El sector agrícola persiste como uno de los ámbitos profesionales, y sociales, con el mayor rezago en desarrollo humano, social y económico, y es también uno de los segmentos sociales con mayor arraigo al machismo tradicional. Esto no es inesperado, pero tampoco es tan sencillo de abordar. Cuando vemos movimientos feministas en las urbes o capitales del mundo, olvidamos que el sector rural afronta una realidad distinta, con menos privilegios, recursos y medios. El machismo se encuentra arraigado en un ámbito de baja educación, pero también se ata a la pobreza, y a la frustración que todo eso significa. El machismo rural puede ser igual de hiriente que el urbano, pero sus raíces son distintas, y también las consecuencias de enfrentarlo; no sólo es decirle machista al hombre, es quitarle el único resquicio de poder a los marginados, a los jodidos, a quienes no les queda más que la violencia para desahogarse. En lo urbano es más simple hablar de privilegios y otras palabras bien bonitas, pero en lo rural, la pesadumbre y la sensación de fracaso añaden una capa adicional a la dureza de vivir allí. La violencia y la pesadumbre de la que hablaba Rulfo afectan con mucha mayor saña, así como lo vivimos a través de la triste historia apenas narrada en la tragedia de perder una vaquita; cuento que habla más del sesgo de género y misoginia de lo que se ha hecho notar, les encargo.
Por eso, tener a dos talentosas mujeres desarrollando las actividades de campo es una experiencia afortunada, y de la que vale la pena hablar públicamente y con claridad. En el ámbito rural, las mujeres están atrapadas en una rutina desoladora, donde escapan de la violencia domésticas para atarse a un hombre, o son expulsadas del seno familiar para aminorar la presión de alimentar otra boca más. Ambos casos se vinculan a la dificultad para acceder a tierras propias, a ser reconocidas como propietarias, o que las que las llegan a tener sean de calidad y cercanas a sus casas. Son pocas las mujeres que estudian o se desarrollan en actividades económicas, y usualmente lo hacen antes de casarse, para luego abandonarlas. Por eso, trabajar con ingenieras y profesionistas que se adentran al sector es tan fatigante. La gente no está acostumbrada a ver a mujeres haciendo esta clase de trabajos, y aunque las hay muy inteligentes y aventadas, persiste el prejuicio de que son menos aptas para el campo o que requieren de un tutor varón que las supervise y dé el visto bueno de cada cosa que dicen o hacen.
Mis compañeras hicieron un trabajo excelente.

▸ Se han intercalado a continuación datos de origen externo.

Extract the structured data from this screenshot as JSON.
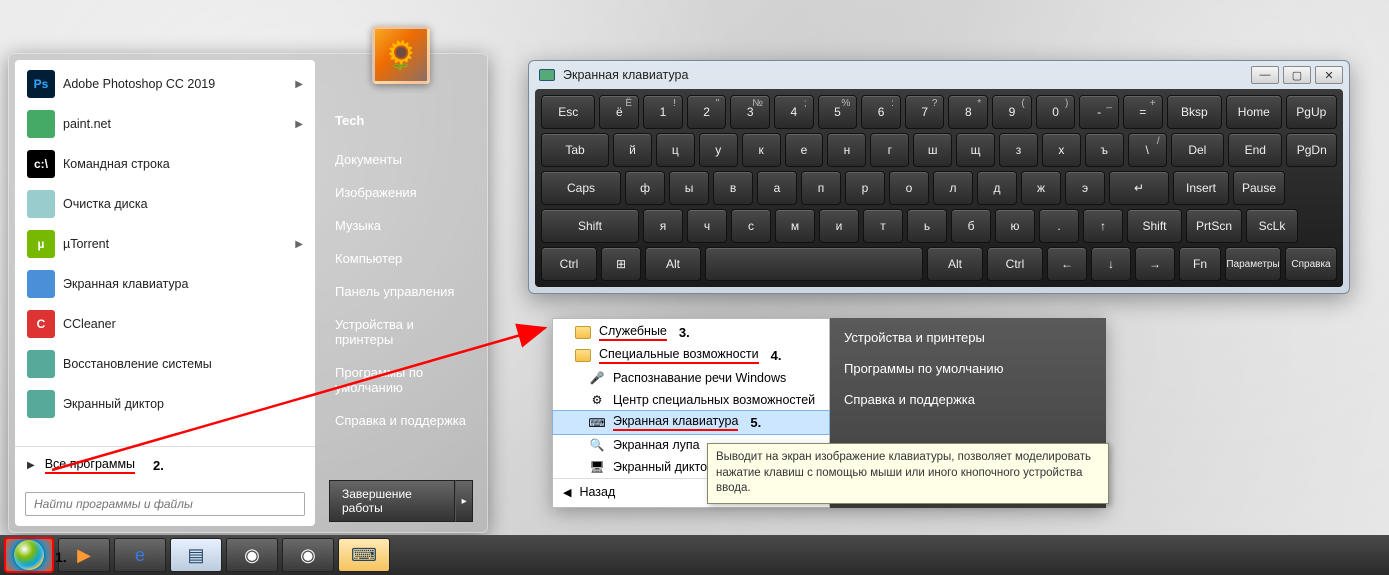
{
  "taskbar": {
    "step1": "1."
  },
  "start_menu": {
    "apps": [
      {
        "label": "Adobe Photoshop CC 2019",
        "icon_bg": "#001e36",
        "icon_txt": "Ps",
        "icon_color": "#31a8ff",
        "arrow": true
      },
      {
        "label": "paint.net",
        "icon_bg": "#4a6",
        "icon_txt": "",
        "arrow": true
      },
      {
        "label": "Командная строка",
        "icon_bg": "#000",
        "icon_txt": "c:\\",
        "arrow": false
      },
      {
        "label": "Очистка диска",
        "icon_bg": "#9cc",
        "icon_txt": "",
        "arrow": false
      },
      {
        "label": "µTorrent",
        "icon_bg": "#76b900",
        "icon_txt": "µ",
        "arrow": true
      },
      {
        "label": "Экранная клавиатура",
        "icon_bg": "#4a90d9",
        "icon_txt": "",
        "arrow": false
      },
      {
        "label": "CCleaner",
        "icon_bg": "#d33",
        "icon_txt": "C",
        "arrow": false
      },
      {
        "label": "Восстановление системы",
        "icon_bg": "#5a9",
        "icon_txt": "",
        "arrow": false
      },
      {
        "label": "Экранный диктор",
        "icon_bg": "#5a9",
        "icon_txt": "",
        "arrow": false
      }
    ],
    "all_programs": "Все программы",
    "step2": "2.",
    "search_placeholder": "Найти программы и файлы",
    "right_user": "Tech",
    "right_links": [
      "Документы",
      "Изображения",
      "Музыка",
      "Компьютер",
      "Панель управления",
      "Устройства и принтеры",
      "Программы по умолчанию",
      "Справка и поддержка"
    ],
    "shutdown": "Завершение работы"
  },
  "osk": {
    "title": "Экранная клавиатура",
    "row1": [
      {
        "l": "Esc",
        "w": "kw-1b"
      },
      {
        "l": "ё",
        "s": "Ё",
        "w": "kw-1"
      },
      {
        "l": "1",
        "s": "!",
        "w": "kw-1"
      },
      {
        "l": "2",
        "s": "\"",
        "w": "kw-1"
      },
      {
        "l": "3",
        "s": "№",
        "w": "kw-1"
      },
      {
        "l": "4",
        "s": ";",
        "w": "kw-1"
      },
      {
        "l": "5",
        "s": "%",
        "w": "kw-1"
      },
      {
        "l": "6",
        "s": ":",
        "w": "kw-1"
      },
      {
        "l": "7",
        "s": "?",
        "w": "kw-1"
      },
      {
        "l": "8",
        "s": "*",
        "w": "kw-1"
      },
      {
        "l": "9",
        "s": "(",
        "w": "kw-1"
      },
      {
        "l": "0",
        "s": ")",
        "w": "kw-1"
      },
      {
        "l": "-",
        "s": "_",
        "w": "kw-1"
      },
      {
        "l": "=",
        "s": "+",
        "w": "kw-1"
      },
      {
        "l": "Bksp",
        "w": "kw-bksp"
      },
      {
        "l": "Home",
        "w": "kw-hm"
      },
      {
        "l": "PgUp",
        "w": "kw-pg"
      }
    ],
    "row2": [
      {
        "l": "Tab",
        "w": "kw-tab"
      },
      {
        "l": "й",
        "w": "kw-1"
      },
      {
        "l": "ц",
        "w": "kw-1"
      },
      {
        "l": "у",
        "w": "kw-1"
      },
      {
        "l": "к",
        "w": "kw-1"
      },
      {
        "l": "е",
        "w": "kw-1"
      },
      {
        "l": "н",
        "w": "kw-1"
      },
      {
        "l": "г",
        "w": "kw-1"
      },
      {
        "l": "ш",
        "w": "kw-1"
      },
      {
        "l": "щ",
        "w": "kw-1"
      },
      {
        "l": "з",
        "w": "kw-1"
      },
      {
        "l": "х",
        "w": "kw-1"
      },
      {
        "l": "ъ",
        "w": "kw-1"
      },
      {
        "l": "\\",
        "s": "/",
        "w": "kw-1"
      },
      {
        "l": "Del",
        "w": "kw-1b"
      },
      {
        "l": "End",
        "w": "kw-hm"
      },
      {
        "l": "PgDn",
        "w": "kw-pg"
      }
    ],
    "row3": [
      {
        "l": "Caps",
        "w": "kw-caps"
      },
      {
        "l": "ф",
        "w": "kw-1"
      },
      {
        "l": "ы",
        "w": "kw-1"
      },
      {
        "l": "в",
        "w": "kw-1"
      },
      {
        "l": "а",
        "w": "kw-1"
      },
      {
        "l": "п",
        "w": "kw-1"
      },
      {
        "l": "р",
        "w": "kw-1"
      },
      {
        "l": "о",
        "w": "kw-1"
      },
      {
        "l": "л",
        "w": "kw-1"
      },
      {
        "l": "д",
        "w": "kw-1"
      },
      {
        "l": "ж",
        "w": "kw-1"
      },
      {
        "l": "э",
        "w": "kw-1"
      },
      {
        "l": "↵",
        "w": "kw-ent"
      },
      {
        "l": "Insert",
        "w": "kw-hm"
      },
      {
        "l": "Pause",
        "w": "kw-pg"
      }
    ],
    "row4": [
      {
        "l": "Shift",
        "w": "kw-sh"
      },
      {
        "l": "я",
        "w": "kw-1"
      },
      {
        "l": "ч",
        "w": "kw-1"
      },
      {
        "l": "с",
        "w": "kw-1"
      },
      {
        "l": "м",
        "w": "kw-1"
      },
      {
        "l": "и",
        "w": "kw-1"
      },
      {
        "l": "т",
        "w": "kw-1"
      },
      {
        "l": "ь",
        "w": "kw-1"
      },
      {
        "l": "б",
        "w": "kw-1"
      },
      {
        "l": "ю",
        "w": "kw-1"
      },
      {
        "l": ".",
        "w": "kw-1"
      },
      {
        "l": "↑",
        "w": "kw-1"
      },
      {
        "l": "Shift",
        "w": "kw-1b"
      },
      {
        "l": "PrtScn",
        "w": "kw-hm"
      },
      {
        "l": "ScLk",
        "w": "kw-pg"
      }
    ],
    "row5": [
      {
        "l": "Ctrl",
        "w": "kw-ctrl"
      },
      {
        "l": "⊞",
        "w": "kw-1"
      },
      {
        "l": "Alt",
        "w": "kw-ctrl"
      },
      {
        "l": "",
        "w": "kw-sp"
      },
      {
        "l": "Alt",
        "w": "kw-ctrl"
      },
      {
        "l": "Ctrl",
        "w": "kw-ctrl"
      },
      {
        "l": "←",
        "w": "kw-1"
      },
      {
        "l": "↓",
        "w": "kw-1"
      },
      {
        "l": "→",
        "w": "kw-1"
      },
      {
        "l": "Fn",
        "w": "kw-fn"
      },
      {
        "l": "Параметры",
        "w": "kw-hm"
      },
      {
        "l": "Справка",
        "w": "kw-pg"
      }
    ]
  },
  "submenu": {
    "step3": "3.",
    "step4": "4.",
    "step5": "5.",
    "items": [
      {
        "label": "Служебные",
        "type": "folder",
        "underline": true,
        "num": "3."
      },
      {
        "label": "Специальные возможности",
        "type": "folder",
        "underline": true,
        "num": "4."
      },
      {
        "label": "Распознавание речи Windows",
        "type": "app",
        "icon": "🎤"
      },
      {
        "label": "Центр специальных возможностей",
        "type": "app",
        "icon": "⚙"
      },
      {
        "label": "Экранная клавиатура",
        "type": "app",
        "icon": "⌨",
        "sel": true,
        "underline": true,
        "num": "5."
      },
      {
        "label": "Экранная лупа",
        "type": "app",
        "icon": "🔍"
      },
      {
        "label": "Экранный диктор",
        "type": "app",
        "icon": "🖥"
      }
    ],
    "back": "Назад",
    "right": [
      "Устройства и принтеры",
      "Программы по умолчанию",
      "Справка и поддержка"
    ]
  },
  "tooltip": "Выводит на экран изображение клавиатуры, позволяет моделировать нажатие клавиш с помощью мыши или иного кнопочного устройства ввода."
}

Fueron persistentes cuando debían, incisivas o inquisidoras ante las dudas, elegantes en el manejo de los tiempos y las preguntas, amables o dulces con las personas con dificultades para responder a ciertas condiciones, y fuertes y conocedoras para abordar cualquier elemento técnico que se presentara en la charla. En ningún momento vacilaron, desistieron o se sintieron imposibilitadas para hacer su trabajo. Y lo hicieron sobradamente bien. En otros momentos, la planeación estratégica, la solución de emergencias, y la alegría saltaron en los momentos adecuados. Trabajar con mujeres ha sido en mi experiencia algo muy grato, sobrepasando las obligaciones, y dando espacio para la amabilidad y la festividad. Jamás percibí que ninguno de los entrevistados, hombres y mujeres de distintas edades, vacilara sobre sus capacidades para realizar su labor. No les daban tiempo para eso: hablaban de frente, respondían a las dudas, y sabían dar consejos técnicos o comprensión femenina cuando se necesitaba, leyendo a las personas para sacarles el mejor humor posible para las pláticas de casi dos horas que nuestro trabajo requería por persona. Si algo aprendí de estas dos increíbles mujeres es que tienen una sobrada capacidad para ejercer una profesión en un ambiente tan hostil como el campo mexicano, y que los resultados que pueden dar para el desarrollo agrícola vale la pena de contemplar y apoyar. Quizá si tuviéramos más mujeres en el desarrollo agrícola podríamos resolver de mejor manera los retos a los que nos enfrentamos.